ICU祭初日の10月22日、今年のDAY賞を受賞したフォトジャーナリスト、食文化研究家で、早稲田大学、大正大学で教鞭をとる森枝卓士さん(22期 ID78)によるDAY賞受賞者トークが開かれました。
森枝さんは熊本県水俣市の出身。高校時代に水俣病の取材に来た世界的写真家であるユージン・スミスのアシスタントをしたことがきっかけでジャーナリズムに興味を持ち、広い視野を身につけたいと思ってICUに進学。在学中は文化人類学を専攻し、写真部に在籍。卒業後に滞在したラオスやタイで、戦争や難民問題などを中心としたフォトジャーナリストとしての活動を開始し、並行してアジアの食の世界に分け入っていったとのことです。

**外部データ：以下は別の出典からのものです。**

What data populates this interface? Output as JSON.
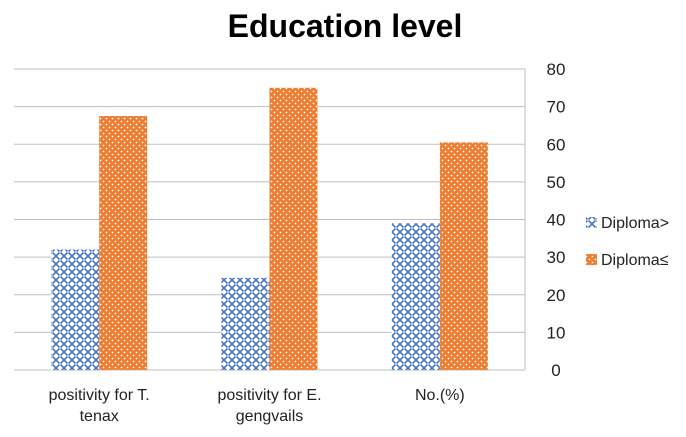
{
  "chart_data": {
    "type": "bar",
    "title": "Education level",
    "categories": [
      [
        "positivity for T.",
        "tenax"
      ],
      [
        "positivity for E.",
        "gengvails"
      ],
      [
        "No.(%)"
      ]
    ],
    "series": [
      {
        "name": "Diploma>",
        "values": [
          32,
          24.5,
          39
        ],
        "color": "#4472c4",
        "pattern": "blue-crosshatch"
      },
      {
        "name": "Diploma≤",
        "values": [
          67.5,
          75,
          60.5
        ],
        "color": "#ed7d31",
        "pattern": "orange-dots"
      }
    ],
    "ylim": [
      0,
      80
    ],
    "yticks": [
      0,
      10,
      20,
      30,
      40,
      50,
      60,
      70,
      80
    ],
    "y_axis_side": "right",
    "grid": true,
    "legend": "right"
  }
}
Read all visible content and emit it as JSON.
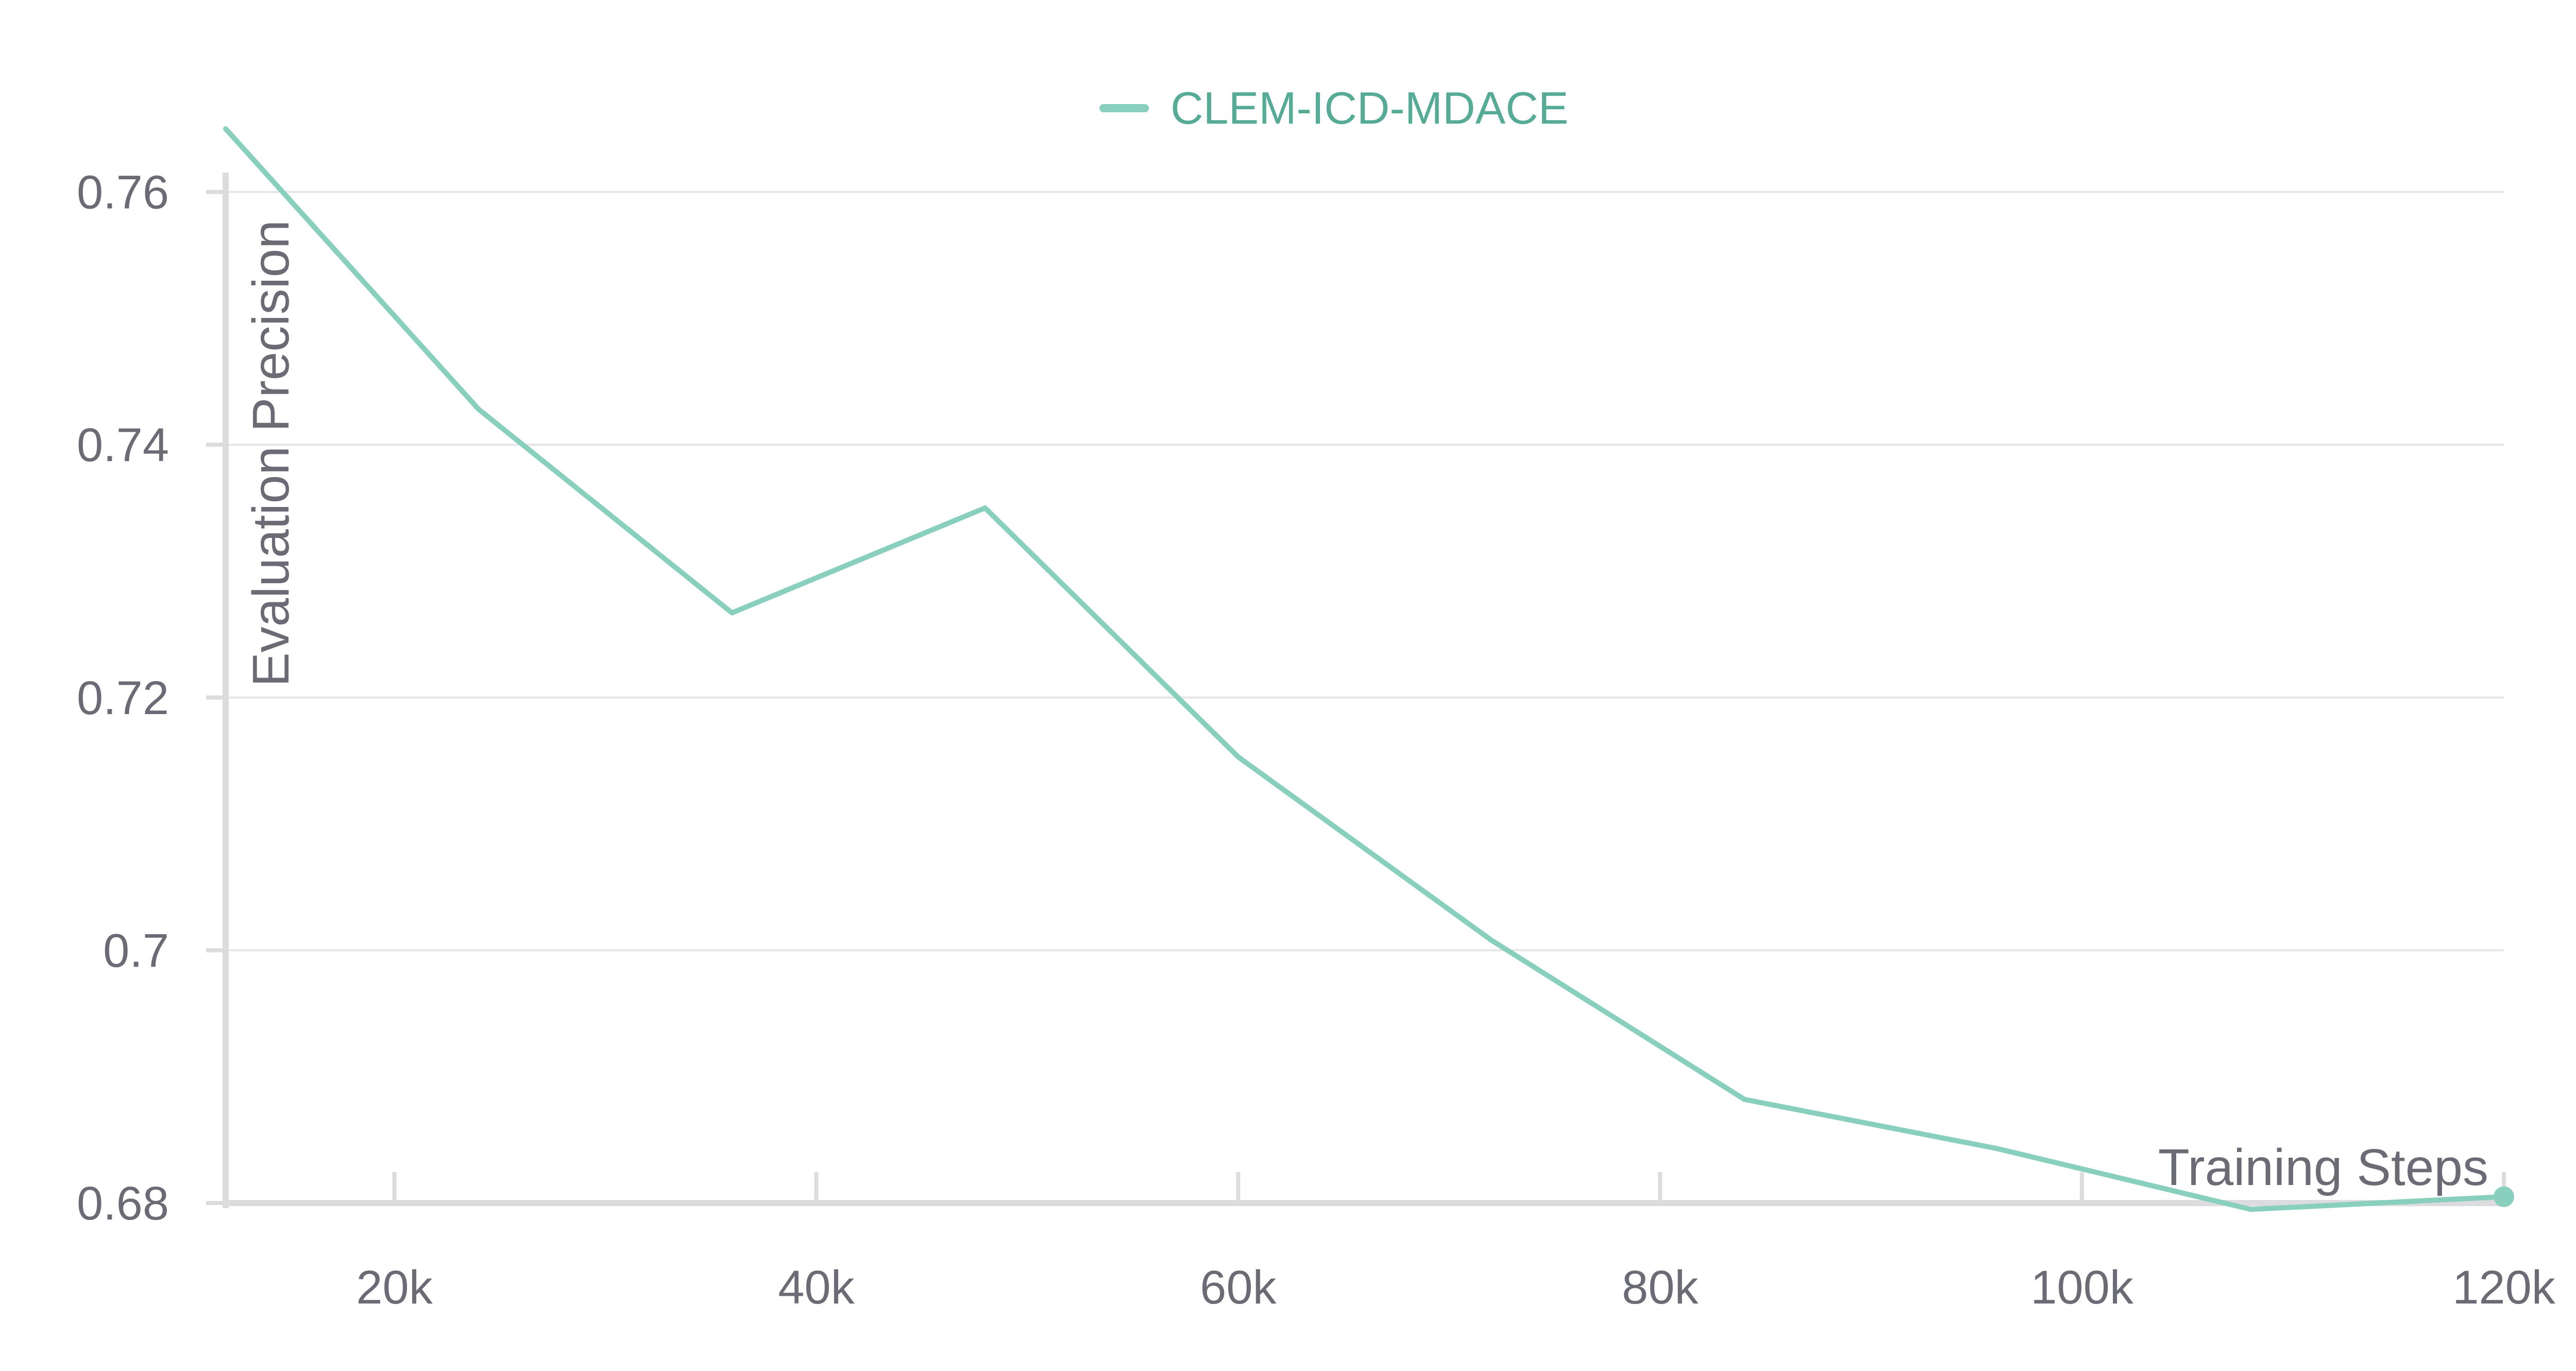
{
  "chart_data": {
    "type": "line",
    "title": "",
    "xlabel": "Training Steps",
    "ylabel": "Evaluation Precision",
    "xlim": [
      12000,
      120000
    ],
    "ylim": [
      0.68,
      0.765
    ],
    "grid": true,
    "legend_position": "top-center",
    "x_ticks": [
      20000,
      40000,
      60000,
      80000,
      100000,
      120000
    ],
    "x_tick_labels": [
      "20k",
      "40k",
      "60k",
      "80k",
      "100k",
      "120k"
    ],
    "y_ticks": [
      0.68,
      0.7,
      0.72,
      0.74,
      0.76
    ],
    "y_tick_labels": [
      "0.68",
      "0.7",
      "0.72",
      "0.74",
      "0.76"
    ],
    "series": [
      {
        "name": "CLEM-ICD-MDACE",
        "color": "#88cfbe",
        "x": [
          12000,
          24000,
          36000,
          48000,
          60000,
          72000,
          84000,
          96000,
          108000,
          120000
        ],
        "y": [
          0.765,
          0.7428,
          0.7267,
          0.735,
          0.7153,
          0.7008,
          0.6882,
          0.6843,
          0.6795,
          0.6805
        ]
      }
    ]
  }
}
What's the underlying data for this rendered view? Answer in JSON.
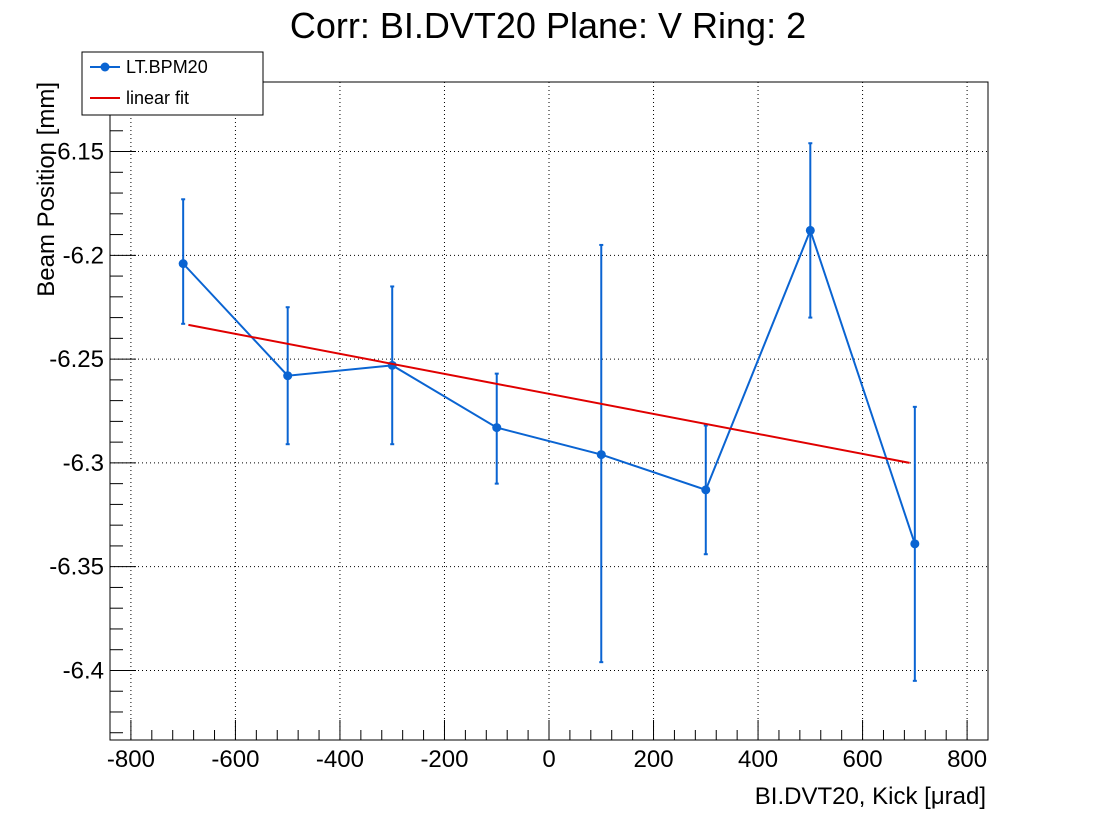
{
  "chart_data": {
    "type": "scatter",
    "title": "Corr: BI.DVT20 Plane: V Ring: 2",
    "xlabel": "BI.DVT20, Kick [μrad]",
    "ylabel": "Beam Position [mm]",
    "xlim": [
      -840,
      840
    ],
    "ylim": [
      -6.4335,
      -6.1165
    ],
    "x_ticks": [
      -800,
      -600,
      -400,
      -200,
      0,
      200,
      400,
      600,
      800
    ],
    "y_ticks": [
      -6.4,
      -6.35,
      -6.3,
      -6.25,
      -6.2,
      -6.15
    ],
    "x_tick_labels": [
      "-800",
      "-600",
      "-400",
      "-200",
      "0",
      "200",
      "400",
      "600",
      "800"
    ],
    "y_tick_labels": [
      "-6.4",
      "-6.35",
      "-6.3",
      "-6.25",
      "-6.2",
      "-6.15"
    ],
    "grid": true,
    "legend_position": "top-left",
    "series": [
      {
        "name": "LT.BPM20",
        "color": "#0a64d2",
        "style": "line-markers-errorbars",
        "x": [
          -700,
          -500,
          -300,
          -100,
          100,
          300,
          500,
          700
        ],
        "y": [
          -6.204,
          -6.258,
          -6.253,
          -6.283,
          -6.296,
          -6.313,
          -6.188,
          -6.339
        ],
        "err_low": [
          -6.233,
          -6.291,
          -6.291,
          -6.31,
          -6.396,
          -6.344,
          -6.23,
          -6.405
        ],
        "err_high": [
          -6.173,
          -6.225,
          -6.215,
          -6.257,
          -6.195,
          -6.282,
          -6.146,
          -6.273
        ]
      },
      {
        "name": "linear fit",
        "color": "#e00000",
        "style": "line",
        "x": [
          -690,
          690
        ],
        "y": [
          -6.2335,
          -6.3
        ]
      }
    ]
  }
}
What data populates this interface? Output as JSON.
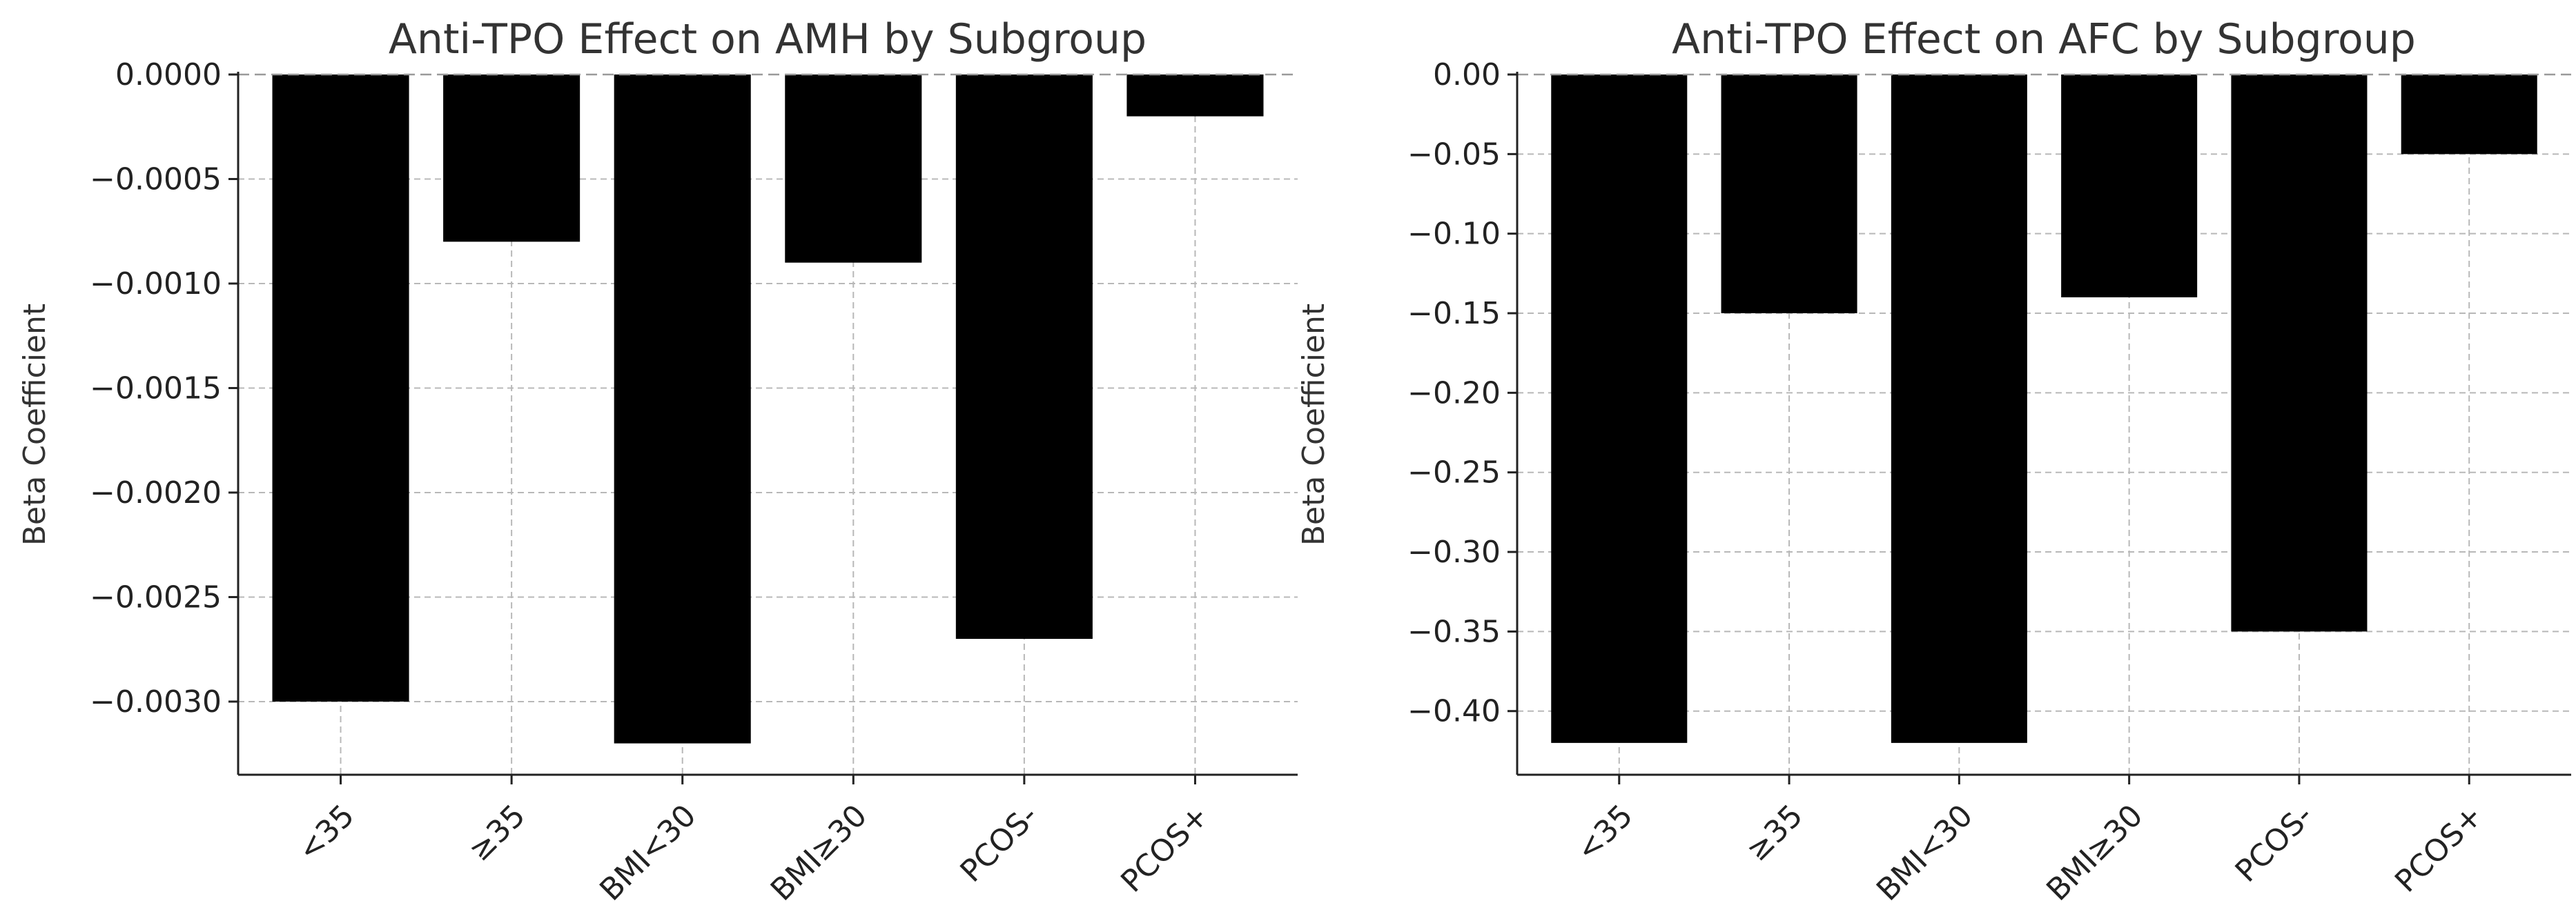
{
  "chart_data": [
    {
      "type": "bar",
      "title": "Anti-TPO Effect on AMH by Subgroup",
      "xlabel": "",
      "ylabel": "Beta Coefficient",
      "categories": [
        "<35",
        "≥35",
        "BMI<30",
        "BMI≥30",
        "PCOS-",
        "PCOS+"
      ],
      "values": [
        -0.003,
        -0.0008,
        -0.0032,
        -0.0009,
        -0.0027,
        -0.0002
      ],
      "ylim": [
        -0.00335,
        0.0
      ],
      "yticks": [
        0.0,
        -0.0005,
        -0.001,
        -0.0015,
        -0.002,
        -0.0025,
        -0.003
      ],
      "ytick_labels": [
        "0.0000",
        "−0.0005",
        "−0.0010",
        "−0.0015",
        "−0.0020",
        "−0.0025",
        "−0.0030"
      ],
      "bar_color": "#000000",
      "grid": true,
      "legend": "none"
    },
    {
      "type": "bar",
      "title": "Anti-TPO Effect on AFC by Subgroup",
      "xlabel": "",
      "ylabel": "Beta Coefficient",
      "categories": [
        "<35",
        "≥35",
        "BMI<30",
        "BMI≥30",
        "PCOS-",
        "PCOS+"
      ],
      "values": [
        -0.42,
        -0.15,
        -0.42,
        -0.14,
        -0.35,
        -0.05
      ],
      "ylim": [
        -0.44,
        0.0
      ],
      "yticks": [
        0.0,
        -0.05,
        -0.1,
        -0.15,
        -0.2,
        -0.25,
        -0.3,
        -0.35,
        -0.4
      ],
      "ytick_labels": [
        "0.00",
        "−0.05",
        "−0.10",
        "−0.15",
        "−0.20",
        "−0.25",
        "−0.30",
        "−0.35",
        "−0.40"
      ],
      "bar_color": "#000000",
      "grid": true,
      "legend": "none"
    }
  ]
}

食に関する本を数多く出版している森枝さんの食に対する視点は、歴史を縦軸、比較文化を横軸に考察すること。たとえば、子ども向けに書いた写真絵本『手で食べる?』(福音館書店)では、食べ物をフォークとナイフで食べる文化圏、はしで食べる文化圏、手で食べる文化圏に分けて、その背景を歴史的に解説し、食の常識が文化によって違うことを実証しています。ICUのリベラルアーツ教育で複数の”軸”を持ったことがプラスになった、と森枝さんは回想。
9月に訪れたばかりのウガンダとエチオピアのスライドなどを見せながら、ユーモアたっぷりに講演。質疑を交えた90分は、あっという間に過ぎ、約50人の出席者は名残を惜しんで森枝さんを送り出しました。